Milano, 29 apr. (AdnKronos) – Furla chiude il 2014 migliorando i dati di pre-closing annunciati all’inizio del 2015. L’azienda registra una crescita a doppia cifra con un fatturato di 262 milioni di euro, un aumento del 15% (a cambi costanti, corrisponde al 18%). La progressione negli ultimi quattro anni sale a +74%. Lo rende noto la società. Il baricentro del business continua a essere spostato verso i mercati internazionali (80% del fatturato sviluppato all’estero). Il confronto delle vendite ‘like-for-like’ nei punti vendita Furla a gestione diretta evidenzia una crescita a doppia cifra. L’espansione worldwide trova conferma nella ripartizione del fatturato: 20% Italia e 80% estero, suddiviso in 30% Emea, 25% Giappone, 16% Apac e 9% Usa.
Il marchio prosegue nel potenziamento della distribuzione e della rete retail, con un programma serrato di nuove aperture. In Europa alle boutique monomarca di Madrid in Calle Serrano, Vienna in Kohlmarkt e Mosca nel department store Atrium, inaugurate in questi giorni, seguirà quella di Roma in Piazza di Spagna. In area Asia-Pacifico sono previsti opening a Sidney, nei due centri commerciali Chastwood Chase e QVB, a Singapore, nel distretto Marina Bay Sand, a Hong Kong, nello shopping center Plaza Taikoo e nel Mira Mall della penisola di Caolun, a Shangai, in zona Citic Square.

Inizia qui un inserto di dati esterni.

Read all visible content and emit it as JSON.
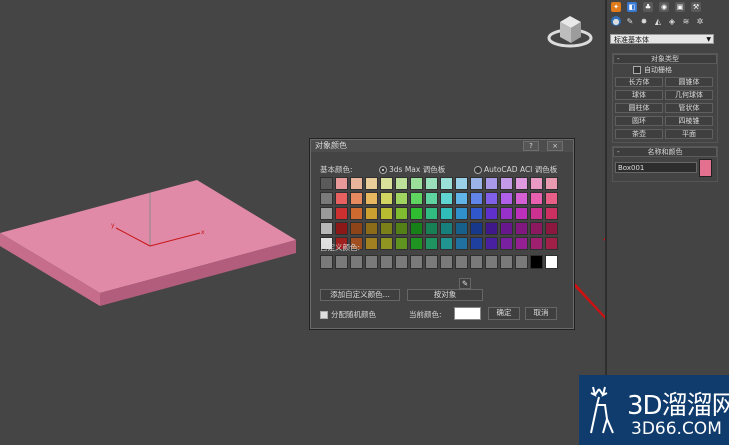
{
  "app": {
    "object_type_dropdown": "标准基本体",
    "object_type_rollout": {
      "title": "对象类型",
      "autogrid_label": "自动栅格",
      "buttons": [
        "长方体",
        "圆锥体",
        "球体",
        "几何球体",
        "圆柱体",
        "管状体",
        "圆环",
        "四棱锥",
        "茶壶",
        "平面"
      ]
    },
    "name_color_rollout": {
      "title": "名称和颜色",
      "object_name": "Box001",
      "object_color": "#e3708f"
    }
  },
  "viewport": {
    "axis_x": "x",
    "axis_y": "y",
    "axis_z": "z",
    "box_color": "#e08aa8"
  },
  "dialog": {
    "title": "对象颜色",
    "help_button": "?",
    "close_button": "×",
    "basic_colors_label": "基本颜色:",
    "palette_option_1": "3ds Max 调色板",
    "palette_option_2": "AutoCAD ACI 调色板",
    "custom_colors_label": "自定义颜色:",
    "add_custom_button": "添加自定义颜色...",
    "by_object_button": "按对象",
    "random_color_label": "分配随机颜色",
    "current_color_label": "当前颜色:",
    "current_color": "#ffffff",
    "ok_button": "确定",
    "cancel_button": "取消",
    "basic_colors": [
      [
        "#5a5a5a",
        "#e89a9a",
        "#e8b49a",
        "#e8cc9a",
        "#d8e09a",
        "#bce09a",
        "#9ae09a",
        "#9ae0bc",
        "#9ae0d8",
        "#9ad0e8",
        "#9ab4e8",
        "#a89ae8",
        "#c49ae8",
        "#e09ae0",
        "#e89ac4",
        "#e89ab0"
      ],
      [
        "#7a7a7a",
        "#e86060",
        "#e88a60",
        "#e8b860",
        "#d0d460",
        "#a0d460",
        "#60d460",
        "#60d4a0",
        "#60d4d0",
        "#60b4e8",
        "#6084e8",
        "#8060e8",
        "#b060e8",
        "#d460d4",
        "#e860b0",
        "#e86088"
      ],
      [
        "#9a9a9a",
        "#cc3030",
        "#cc6a30",
        "#cca030",
        "#b8bc30",
        "#80bc30",
        "#30bc30",
        "#30bc80",
        "#30bcb8",
        "#3090cc",
        "#3058cc",
        "#6030cc",
        "#9830cc",
        "#bc30bc",
        "#cc3090",
        "#cc3060"
      ],
      [
        "#b8b8b8",
        "#8c1818",
        "#8c4418",
        "#8c6c18",
        "#7c8018",
        "#548018",
        "#188018",
        "#188054",
        "#18807c",
        "#18608c",
        "#18388c",
        "#40188c",
        "#68188c",
        "#801880",
        "#8c1860",
        "#8c1840"
      ],
      [
        "#e0e0e0",
        "#a02020",
        "#a05020",
        "#a08020",
        "#909420",
        "#609420",
        "#209420",
        "#209460",
        "#209490",
        "#2070a0",
        "#2040a0",
        "#4820a0",
        "#7820a0",
        "#942094",
        "#a02070",
        "#a02048"
      ]
    ],
    "custom_colors": [
      "#7a7a7a",
      "#7a7a7a",
      "#7a7a7a",
      "#7a7a7a",
      "#7a7a7a",
      "#7a7a7a",
      "#7a7a7a",
      "#7a7a7a",
      "#7a7a7a",
      "#7a7a7a",
      "#7a7a7a",
      "#7a7a7a",
      "#7a7a7a",
      "#7a7a7a",
      "#000000",
      "#ffffff"
    ]
  },
  "watermark": {
    "line1": "3D溜溜网",
    "line2": "3D66.COM"
  }
}
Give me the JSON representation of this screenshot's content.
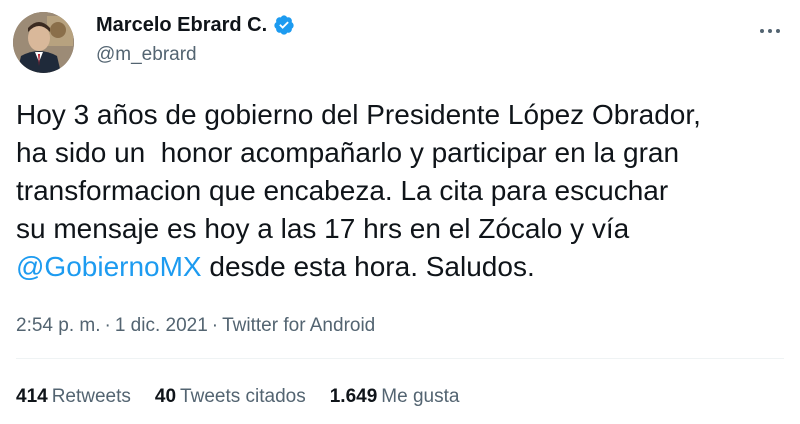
{
  "author": {
    "name": "Marcelo Ebrard C.",
    "handle": "@m_ebrard",
    "verified_color": "#1d9bf0",
    "avatar_icon": "profile-photo"
  },
  "tweet": {
    "lines": [
      "Hoy 3 años de gobierno del Presidente López Obrador,",
      "ha sido un  honor acompañarlo y participar en la gran",
      "transformacion que encabeza. La cita para escuchar",
      "su mensaje es hoy a las 17 hrs en el Zócalo y vía"
    ],
    "mention": "@GobiernoMX",
    "after_mention": " desde esta hora. Saludos."
  },
  "meta": {
    "time": "2:54 p. m.",
    "separator": "·",
    "date": "1 dic. 2021",
    "source": "Twitter for Android"
  },
  "stats": [
    {
      "count": "414",
      "label": "Retweets"
    },
    {
      "count": "40",
      "label": "Tweets citados"
    },
    {
      "count": "1.649",
      "label": "Me gusta"
    }
  ],
  "colors": {
    "link": "#1d9bf0",
    "secondary_text": "#536471"
  }
}
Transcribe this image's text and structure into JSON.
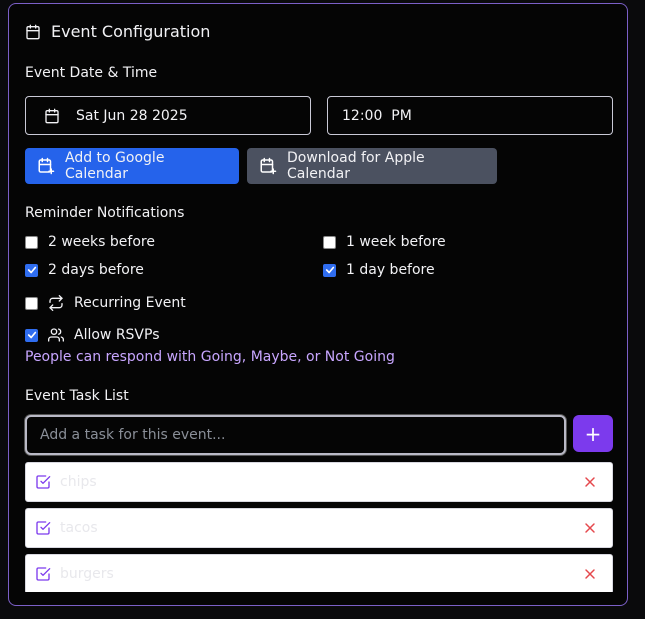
{
  "panel": {
    "title": "Event Configuration"
  },
  "datetime": {
    "label": "Event Date & Time",
    "date_value": "Sat Jun 28 2025",
    "time_value": "12:00  PM"
  },
  "calendar_buttons": {
    "google_label": "Add to Google Calendar",
    "apple_label": "Download for Apple Calendar"
  },
  "reminders": {
    "label": "Reminder Notifications",
    "options": [
      {
        "label": "2 weeks before",
        "checked": false
      },
      {
        "label": "1 week before",
        "checked": true
      },
      {
        "label": "2 days before",
        "checked": true
      },
      {
        "label": "1 day before",
        "checked": true
      }
    ]
  },
  "recurring": {
    "label": "Recurring Event",
    "checked": false
  },
  "rsvp": {
    "label": "Allow RSVPs",
    "checked": true,
    "helper": "People can respond with Going, Maybe, or Not Going"
  },
  "tasks": {
    "label": "Event Task List",
    "input_placeholder": "Add a task for this event...",
    "input_value": "",
    "add_button_symbol": "+",
    "items": [
      {
        "label": "chips"
      },
      {
        "label": "tacos"
      },
      {
        "label": "burgers"
      }
    ]
  },
  "colors": {
    "accent_purple": "#7c3aed",
    "google_blue": "#2563eb",
    "apple_gray": "#4b5160",
    "helper_text": "#c8a6ff",
    "delete_red": "#e5484d"
  },
  "icons": {
    "title": "calendar-icon",
    "date": "calendar-icon",
    "google": "calendar-plus-icon",
    "apple": "calendar-plus-icon",
    "recurring": "repeat-icon",
    "rsvp": "users-icon",
    "task_check": "square-check-icon",
    "task_delete": "x-icon"
  }
}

Negli Stati Uniti è prevista l’apertura di un flagshipstore in 5th Avenue a New York. Oggi Furla è presente in 100 paesi, nelle capitali dello shopping internazionale, con 398 negozi monomarca. Le oltre 180 boutique a gestione diretta sviluppano il 60% del fatturato. “Questa crescita importante – afferma il Ceo Eraldo Poletto – è il risultato di quattro anni di intenso lavoro che dà avvio ad un nuovo corso del brand. Il 2015 sarà di grande cambiamento: triplicheremo gli investimenti nel marketing e continueremo ad investire in modo importante in nuovi punti vendita monomarca nei mercati più strategici”.